In general, ResNet–BiFPN is used to enhance the ability of model feature extraction, multi-scale feature fusion EIoU is used to improve the quality of the prediction frame, and K-means++ clustering is used to generate a more appropriate anchor frame. The proposed algorithm can achieve higher detection accuracy in underwater biological detection.
In addition, this article includes experimental statistics on the number of BiFPN stacks in ResNet-BiFPN. After performing different times of BiFPN stacking, the specific data obtained are shown in
Table 2. With the increase of BiFPN stacking times, the feature fusion ability is strengthened. Thus, more effective features can be extracted, and the detection accuracy is improved. However, the network structure becomes more complex; the number of model parameters increases, which leads to reducing the detection efficiency. Considering the balance between detection accuracy and detection efficiency, the number of stacking times of BiFPN is selected as three.
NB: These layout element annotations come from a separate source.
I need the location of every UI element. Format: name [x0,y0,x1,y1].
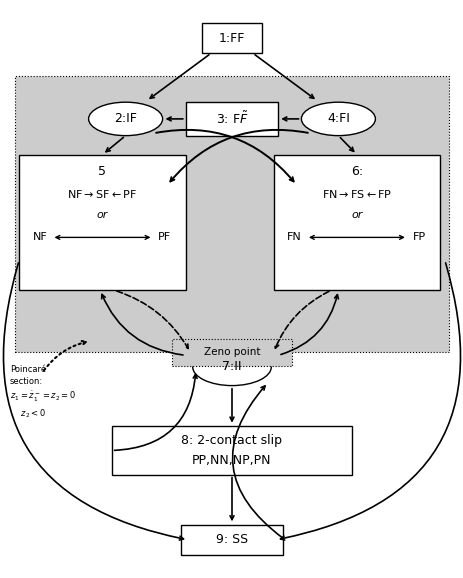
FancyArrowPatch shape [275,291,328,348]
Text: FP: FP [412,232,425,242]
Text: NF$\rightarrow$SF$\leftarrow$PF: NF$\rightarrow$SF$\leftarrow$PF [67,188,137,200]
FancyArrowPatch shape [280,263,460,540]
Text: or: or [350,210,362,220]
FancyArrowPatch shape [44,341,86,370]
Text: PF: PF [158,232,171,242]
Text: NF: NF [32,232,47,242]
FancyBboxPatch shape [19,155,185,290]
Text: 4:FI: 4:FI [326,112,349,125]
FancyArrowPatch shape [116,291,188,349]
Text: 9: SS: 9: SS [215,533,248,546]
FancyArrowPatch shape [150,55,208,98]
FancyBboxPatch shape [273,155,439,290]
FancyArrowPatch shape [3,263,183,540]
FancyBboxPatch shape [201,23,262,53]
FancyArrowPatch shape [101,294,182,355]
Text: 8: 2-contact slip: 8: 2-contact slip [181,434,282,447]
FancyBboxPatch shape [181,525,282,555]
FancyArrowPatch shape [282,117,298,121]
FancyArrowPatch shape [255,55,313,98]
Text: or: or [97,210,108,220]
Ellipse shape [192,348,271,386]
FancyBboxPatch shape [171,339,292,366]
Text: PP,NN,NP,PN: PP,NN,NP,PN [192,454,271,468]
FancyArrowPatch shape [230,477,233,520]
Text: Poincaré
section:
$z_1=\dot{z}_1^-=z_2=0$
    $z_2<0$: Poincaré section: $z_1=\dot{z}_1^-=z_2=0… [10,365,76,420]
FancyArrowPatch shape [106,138,123,151]
FancyArrowPatch shape [230,388,233,421]
FancyArrowPatch shape [114,375,197,450]
FancyBboxPatch shape [185,102,278,136]
FancyArrowPatch shape [339,138,353,151]
Text: 6:: 6: [350,165,362,177]
FancyBboxPatch shape [112,426,351,475]
FancyArrowPatch shape [170,130,307,181]
Text: 5: 5 [98,165,106,177]
FancyArrowPatch shape [280,295,338,354]
Text: FN: FN [287,232,301,242]
FancyBboxPatch shape [14,76,449,353]
Ellipse shape [88,102,162,136]
Text: FN$\rightarrow$FS$\leftarrow$FP: FN$\rightarrow$FS$\leftarrow$FP [321,188,391,200]
FancyArrowPatch shape [232,386,282,538]
Ellipse shape [301,102,375,136]
Text: 3: F$\tilde{F}$: 3: F$\tilde{F}$ [215,111,248,127]
FancyArrowPatch shape [167,117,182,121]
Text: 1:FF: 1:FF [219,32,244,45]
Text: Zeno point: Zeno point [203,347,260,357]
FancyArrowPatch shape [156,130,293,181]
Text: 2:IF: 2:IF [114,112,137,125]
Text: 7:II: 7:II [222,360,241,373]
In this paper, the performance of the Faster-RCNN network under various improvements is tested experimentally. Since the size of the anchor box does not affect the operating performance of the network, additional performance tests are not performed on the network model with improved K-means++. The parameter quantity of ResNet–BiFPN as the backbone feature extraction network is much larger than that of VGG as the backbone feature extraction network, so it has the greatest impact on the performance of the entire network. EIoU adds a centrality weight on the basis of IoU, which only adds a small amount of calculation. Thus, it has little effect on the operating performance of the entire network. The specific test results are shown in
Table 3.
In order to further verify the performance of the proposed algorithm, we compare it with the YOLOv4 [
19] object detection model. The results are shown in
Table 4. The comparison includes
mAP and the detection accuracy of each creature. It can be seen that the proposed algorithm has relatively high accuracy compared to YOLOv4 and Faster-RCNN. Compared with YOLOv4,
mAP increased by 17.58%, and the detection AP for the four categories increased by 8.96–24.58%.